Hugging Face introduced Kernels on the Hub to publish pre-compiled GPU kernels matched to GPU, PyTorch version, and OS. The packaging makes kernel optimizations shareable and claims 1.7x to 2.5x speedups over PyTorch baselines with torch.compile compatibility.
MiniMax M2.7 moved from announcement to deployment, with GGUF guidance for 128 GB local systems and same-day availability on Together, Fireworks, Hugging Face, and ModelScope. Use the local and managed serving options now, but check the non-commercial license before adopting the 230B model.

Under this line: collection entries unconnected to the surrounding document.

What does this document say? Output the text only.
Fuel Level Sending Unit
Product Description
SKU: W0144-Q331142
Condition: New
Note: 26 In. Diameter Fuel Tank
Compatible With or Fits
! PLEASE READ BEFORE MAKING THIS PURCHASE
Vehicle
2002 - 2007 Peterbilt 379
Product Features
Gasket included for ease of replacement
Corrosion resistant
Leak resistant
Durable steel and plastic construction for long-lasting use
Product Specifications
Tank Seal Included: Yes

MiniMax open-sourced M2.7 and published coding and agent benchmark claims including 56.22% SWE-Pro and 57.0% Terminal Bench 2. Day-zero support from SGLang, vLLM, Ollama Cloud, Together AI, and NVIDIA NIM makes it easy to try on common serving stacks.
Meerkat and Berkeley RDI audits said popular agent leaderboards were inflated by harness-level leakage and eval gaming, with one cleaned entry dropping from first to 14th. That makes published coding-agent rankings and benchmark comparisons less reliable, so treat leaderboard results with caution.
Vercel said Sandbox is now the fastest microVM-based runtime, with fresh node -v cold starts now largely under 500 ms after a month of tuning. The update also puts persistent sandboxes into beta and expands plans for a programmable firewall, so teams should re-check runtime and security settings.